The idea is simple enough – air rudimentary on-screen word or number games, invite viewers to call a premium-rate line with the answer, then sit back and rake in the cash. As NTV suggests, the craze is sweeping European TV — Germany’s not alone, just surf the hotel TV channels next time you’re on this continent’s shores — as networks look to replace falling broadcast ad revenue. ProSiebenSat.1’s call-in subsidiary 9Live processes 240 million such calls annually, generating Q1 revenue of EUR 28 ($37) million, while the parent expects the format to account for 14 percent of its revenue by next year, the article says.
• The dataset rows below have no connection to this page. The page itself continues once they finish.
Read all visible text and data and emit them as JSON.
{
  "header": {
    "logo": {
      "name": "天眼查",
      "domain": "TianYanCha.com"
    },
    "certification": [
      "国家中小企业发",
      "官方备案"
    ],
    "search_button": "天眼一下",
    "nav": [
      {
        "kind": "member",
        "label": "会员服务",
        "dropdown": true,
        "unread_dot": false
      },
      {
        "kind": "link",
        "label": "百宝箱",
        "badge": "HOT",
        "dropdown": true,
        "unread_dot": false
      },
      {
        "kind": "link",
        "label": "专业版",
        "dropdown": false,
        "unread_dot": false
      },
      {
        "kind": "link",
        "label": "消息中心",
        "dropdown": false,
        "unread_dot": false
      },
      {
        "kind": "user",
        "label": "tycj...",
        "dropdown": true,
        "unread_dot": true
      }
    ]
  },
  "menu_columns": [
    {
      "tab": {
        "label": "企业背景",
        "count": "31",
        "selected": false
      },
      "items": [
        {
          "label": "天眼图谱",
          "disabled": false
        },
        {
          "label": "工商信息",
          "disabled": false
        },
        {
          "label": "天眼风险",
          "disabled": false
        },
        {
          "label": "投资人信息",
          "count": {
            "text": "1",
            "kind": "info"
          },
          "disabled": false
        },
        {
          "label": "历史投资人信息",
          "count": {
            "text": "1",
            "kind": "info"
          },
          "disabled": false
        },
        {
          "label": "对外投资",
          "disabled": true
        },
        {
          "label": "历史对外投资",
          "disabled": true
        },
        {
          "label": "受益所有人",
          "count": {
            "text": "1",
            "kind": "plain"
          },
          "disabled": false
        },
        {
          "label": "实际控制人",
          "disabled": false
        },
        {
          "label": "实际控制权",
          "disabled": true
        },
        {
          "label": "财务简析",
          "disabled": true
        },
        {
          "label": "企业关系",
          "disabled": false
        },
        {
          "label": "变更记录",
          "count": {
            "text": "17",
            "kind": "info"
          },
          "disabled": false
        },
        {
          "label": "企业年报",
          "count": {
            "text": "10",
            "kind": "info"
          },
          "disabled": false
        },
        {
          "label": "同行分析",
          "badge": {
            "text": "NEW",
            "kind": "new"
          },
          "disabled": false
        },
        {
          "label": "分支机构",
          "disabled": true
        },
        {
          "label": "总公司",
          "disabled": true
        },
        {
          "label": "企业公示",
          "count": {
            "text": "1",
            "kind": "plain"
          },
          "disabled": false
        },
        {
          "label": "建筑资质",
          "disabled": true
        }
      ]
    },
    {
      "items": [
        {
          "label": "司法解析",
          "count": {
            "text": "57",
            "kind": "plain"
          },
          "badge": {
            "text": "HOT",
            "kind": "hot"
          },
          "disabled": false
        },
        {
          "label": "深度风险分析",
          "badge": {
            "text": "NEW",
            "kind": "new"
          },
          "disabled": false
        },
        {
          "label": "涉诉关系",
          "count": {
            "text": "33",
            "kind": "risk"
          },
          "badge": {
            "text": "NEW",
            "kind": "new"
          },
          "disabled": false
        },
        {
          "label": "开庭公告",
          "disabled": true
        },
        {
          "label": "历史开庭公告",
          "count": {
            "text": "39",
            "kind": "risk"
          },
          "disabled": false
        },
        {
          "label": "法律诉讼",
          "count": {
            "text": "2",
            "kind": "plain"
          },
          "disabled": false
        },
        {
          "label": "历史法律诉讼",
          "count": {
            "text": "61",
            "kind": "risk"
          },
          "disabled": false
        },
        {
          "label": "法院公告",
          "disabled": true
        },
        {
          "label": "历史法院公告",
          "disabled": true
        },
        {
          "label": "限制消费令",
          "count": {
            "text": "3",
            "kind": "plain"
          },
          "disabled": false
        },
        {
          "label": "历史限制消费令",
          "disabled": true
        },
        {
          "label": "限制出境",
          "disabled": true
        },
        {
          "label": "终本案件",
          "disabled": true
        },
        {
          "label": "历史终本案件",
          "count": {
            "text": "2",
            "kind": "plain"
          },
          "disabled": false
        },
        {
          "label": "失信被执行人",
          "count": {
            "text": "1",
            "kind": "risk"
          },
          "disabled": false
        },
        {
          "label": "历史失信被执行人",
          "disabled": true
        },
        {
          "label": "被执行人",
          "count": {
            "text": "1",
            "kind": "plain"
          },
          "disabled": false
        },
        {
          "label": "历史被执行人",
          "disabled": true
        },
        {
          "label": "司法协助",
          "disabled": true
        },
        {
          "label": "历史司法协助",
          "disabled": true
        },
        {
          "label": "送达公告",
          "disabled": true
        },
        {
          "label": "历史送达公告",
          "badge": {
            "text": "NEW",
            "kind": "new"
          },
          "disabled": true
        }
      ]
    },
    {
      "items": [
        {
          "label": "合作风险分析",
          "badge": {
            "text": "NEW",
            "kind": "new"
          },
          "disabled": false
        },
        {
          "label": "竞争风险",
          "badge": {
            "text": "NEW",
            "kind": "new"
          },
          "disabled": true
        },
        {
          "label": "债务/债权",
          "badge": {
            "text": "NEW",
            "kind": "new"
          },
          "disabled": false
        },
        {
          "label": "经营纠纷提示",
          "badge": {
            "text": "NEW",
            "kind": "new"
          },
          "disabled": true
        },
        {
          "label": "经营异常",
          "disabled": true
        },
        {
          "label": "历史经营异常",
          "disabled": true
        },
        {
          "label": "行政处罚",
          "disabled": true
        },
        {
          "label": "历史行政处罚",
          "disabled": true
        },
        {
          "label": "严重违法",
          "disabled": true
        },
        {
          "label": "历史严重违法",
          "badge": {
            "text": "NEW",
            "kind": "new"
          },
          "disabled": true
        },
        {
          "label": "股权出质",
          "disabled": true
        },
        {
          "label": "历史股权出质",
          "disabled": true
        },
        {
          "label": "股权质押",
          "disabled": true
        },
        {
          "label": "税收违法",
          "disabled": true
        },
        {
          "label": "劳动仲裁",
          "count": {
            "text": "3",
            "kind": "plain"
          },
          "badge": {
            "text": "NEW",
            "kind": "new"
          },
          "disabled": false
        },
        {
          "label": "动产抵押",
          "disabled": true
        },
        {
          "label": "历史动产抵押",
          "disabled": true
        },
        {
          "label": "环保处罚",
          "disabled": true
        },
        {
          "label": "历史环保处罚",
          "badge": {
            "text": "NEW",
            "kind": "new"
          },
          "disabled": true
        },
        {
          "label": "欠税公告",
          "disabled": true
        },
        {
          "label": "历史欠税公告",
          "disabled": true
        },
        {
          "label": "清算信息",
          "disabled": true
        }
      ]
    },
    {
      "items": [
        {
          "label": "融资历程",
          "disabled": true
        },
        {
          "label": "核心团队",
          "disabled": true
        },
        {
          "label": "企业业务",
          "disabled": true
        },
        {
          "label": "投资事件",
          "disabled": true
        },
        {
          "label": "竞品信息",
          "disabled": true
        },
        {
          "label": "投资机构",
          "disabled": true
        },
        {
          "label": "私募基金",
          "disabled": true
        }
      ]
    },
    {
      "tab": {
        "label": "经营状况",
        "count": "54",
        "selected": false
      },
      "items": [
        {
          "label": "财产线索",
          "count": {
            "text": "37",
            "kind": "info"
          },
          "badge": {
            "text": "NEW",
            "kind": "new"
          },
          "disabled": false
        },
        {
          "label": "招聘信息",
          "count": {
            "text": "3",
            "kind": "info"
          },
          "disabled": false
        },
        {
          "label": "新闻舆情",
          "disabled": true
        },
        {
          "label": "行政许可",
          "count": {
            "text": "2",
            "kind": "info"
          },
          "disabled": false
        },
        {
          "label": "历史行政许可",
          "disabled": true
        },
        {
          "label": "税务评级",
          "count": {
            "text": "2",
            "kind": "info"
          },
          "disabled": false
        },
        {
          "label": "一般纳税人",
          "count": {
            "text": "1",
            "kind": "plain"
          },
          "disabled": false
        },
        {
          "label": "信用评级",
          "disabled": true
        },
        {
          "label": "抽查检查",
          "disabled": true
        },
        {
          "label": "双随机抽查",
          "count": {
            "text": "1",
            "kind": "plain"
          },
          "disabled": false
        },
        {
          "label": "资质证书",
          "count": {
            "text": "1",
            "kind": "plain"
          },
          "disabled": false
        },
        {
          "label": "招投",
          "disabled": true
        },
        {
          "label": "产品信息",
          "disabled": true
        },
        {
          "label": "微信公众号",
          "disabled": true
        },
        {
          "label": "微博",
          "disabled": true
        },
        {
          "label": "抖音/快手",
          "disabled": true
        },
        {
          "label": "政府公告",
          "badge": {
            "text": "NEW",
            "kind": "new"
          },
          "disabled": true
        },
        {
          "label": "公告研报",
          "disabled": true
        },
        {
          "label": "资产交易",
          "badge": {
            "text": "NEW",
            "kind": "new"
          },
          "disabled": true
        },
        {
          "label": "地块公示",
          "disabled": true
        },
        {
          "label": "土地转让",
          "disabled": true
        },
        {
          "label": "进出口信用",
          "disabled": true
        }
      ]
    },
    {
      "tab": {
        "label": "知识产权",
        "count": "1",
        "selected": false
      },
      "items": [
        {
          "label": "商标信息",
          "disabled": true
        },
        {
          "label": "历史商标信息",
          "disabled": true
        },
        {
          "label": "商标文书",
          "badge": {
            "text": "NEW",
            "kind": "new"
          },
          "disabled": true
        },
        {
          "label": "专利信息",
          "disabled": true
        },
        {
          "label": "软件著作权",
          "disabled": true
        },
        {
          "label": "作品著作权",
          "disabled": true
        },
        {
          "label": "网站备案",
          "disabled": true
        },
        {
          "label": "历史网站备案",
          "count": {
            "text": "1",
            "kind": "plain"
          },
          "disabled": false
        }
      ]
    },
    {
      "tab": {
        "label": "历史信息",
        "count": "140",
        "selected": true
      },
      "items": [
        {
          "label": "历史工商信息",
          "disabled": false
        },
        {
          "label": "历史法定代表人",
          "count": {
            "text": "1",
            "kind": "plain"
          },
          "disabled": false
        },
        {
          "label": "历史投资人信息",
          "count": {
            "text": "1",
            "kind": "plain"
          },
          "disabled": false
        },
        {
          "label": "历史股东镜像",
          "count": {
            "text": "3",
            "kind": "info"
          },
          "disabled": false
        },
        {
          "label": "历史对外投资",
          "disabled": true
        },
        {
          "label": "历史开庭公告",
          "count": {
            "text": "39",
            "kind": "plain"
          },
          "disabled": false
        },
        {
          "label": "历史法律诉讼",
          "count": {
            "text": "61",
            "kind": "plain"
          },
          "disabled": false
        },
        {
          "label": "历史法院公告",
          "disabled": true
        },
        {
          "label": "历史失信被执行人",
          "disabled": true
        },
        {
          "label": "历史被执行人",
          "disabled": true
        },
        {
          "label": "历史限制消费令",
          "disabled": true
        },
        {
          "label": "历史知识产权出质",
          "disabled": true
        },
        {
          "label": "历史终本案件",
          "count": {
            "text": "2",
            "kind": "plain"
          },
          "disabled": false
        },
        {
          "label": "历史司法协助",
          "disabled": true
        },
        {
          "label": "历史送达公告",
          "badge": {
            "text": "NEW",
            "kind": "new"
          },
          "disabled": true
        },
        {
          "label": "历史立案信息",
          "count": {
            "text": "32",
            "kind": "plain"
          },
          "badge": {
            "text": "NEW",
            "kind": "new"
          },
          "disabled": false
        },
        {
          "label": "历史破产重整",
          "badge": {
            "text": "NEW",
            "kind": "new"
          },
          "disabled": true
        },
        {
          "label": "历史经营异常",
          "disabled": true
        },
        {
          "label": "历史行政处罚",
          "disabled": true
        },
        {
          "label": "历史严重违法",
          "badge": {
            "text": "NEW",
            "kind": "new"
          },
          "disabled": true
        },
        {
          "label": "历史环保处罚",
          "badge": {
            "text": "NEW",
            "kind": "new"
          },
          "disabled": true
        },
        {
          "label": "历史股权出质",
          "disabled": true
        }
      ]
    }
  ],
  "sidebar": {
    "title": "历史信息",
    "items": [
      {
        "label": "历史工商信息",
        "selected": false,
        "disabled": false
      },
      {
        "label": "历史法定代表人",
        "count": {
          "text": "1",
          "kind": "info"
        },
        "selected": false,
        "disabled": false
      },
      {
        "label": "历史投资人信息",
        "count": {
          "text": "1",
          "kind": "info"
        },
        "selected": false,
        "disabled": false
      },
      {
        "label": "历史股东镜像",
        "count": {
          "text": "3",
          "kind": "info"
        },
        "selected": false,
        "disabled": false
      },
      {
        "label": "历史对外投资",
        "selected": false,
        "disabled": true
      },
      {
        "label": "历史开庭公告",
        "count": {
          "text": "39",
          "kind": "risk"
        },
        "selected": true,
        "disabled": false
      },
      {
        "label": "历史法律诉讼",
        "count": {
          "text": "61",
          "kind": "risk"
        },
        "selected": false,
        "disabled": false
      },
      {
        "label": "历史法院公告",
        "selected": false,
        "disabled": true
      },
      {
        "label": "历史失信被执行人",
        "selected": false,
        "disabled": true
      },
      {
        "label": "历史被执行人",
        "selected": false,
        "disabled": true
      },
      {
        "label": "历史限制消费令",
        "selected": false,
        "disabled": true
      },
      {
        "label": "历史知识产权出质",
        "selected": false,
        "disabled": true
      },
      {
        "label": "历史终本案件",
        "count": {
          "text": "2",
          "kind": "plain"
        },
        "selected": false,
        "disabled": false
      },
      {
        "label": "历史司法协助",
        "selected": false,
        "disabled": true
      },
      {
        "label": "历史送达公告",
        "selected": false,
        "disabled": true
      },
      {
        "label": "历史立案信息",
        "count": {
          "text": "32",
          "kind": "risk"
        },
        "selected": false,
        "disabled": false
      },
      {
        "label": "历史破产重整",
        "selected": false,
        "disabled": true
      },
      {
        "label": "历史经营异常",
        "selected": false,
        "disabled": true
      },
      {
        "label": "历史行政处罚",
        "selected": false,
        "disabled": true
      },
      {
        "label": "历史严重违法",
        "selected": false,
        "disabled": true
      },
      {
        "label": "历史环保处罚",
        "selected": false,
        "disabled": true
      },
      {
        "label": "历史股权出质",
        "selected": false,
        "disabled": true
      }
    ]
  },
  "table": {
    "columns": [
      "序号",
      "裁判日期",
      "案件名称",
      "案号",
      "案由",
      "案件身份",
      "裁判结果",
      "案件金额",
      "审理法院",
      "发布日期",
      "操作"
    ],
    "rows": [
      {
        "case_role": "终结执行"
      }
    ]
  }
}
But, if the UK response is anything to go by, the quiz call format is a shaky revenue source. Scandal after scandal has dented confidence in the genre – from quiz questions so simple they can be considered a lottery, to callers having almost no chance of getting picked to appear on air, to shows outright rigging the results of games, the outcry has prompted regulatory reform, as Giles Crown of UK law firm Lewis Salkin explains, and led broadcaster ITV to take its dedicated ITV Play quiz channel off air. Suspicion about this brand of interactive TV is growing – NTV links to a 1,000-member forum at which German viewers coordinate online detective work by posting inside info and complaints exposing perceived transgressions. If the UK’s recent episode prompts regulatory aftershocks, European networks might want to check they are operating on the right side of the law before betting the bottom line.
Rafat adds: U.S. is still behind in this one, with American Idol being held as the biggest example of TV interactivity. And of course regulatory rules are very different here, and so are the cultural habits of TV watching.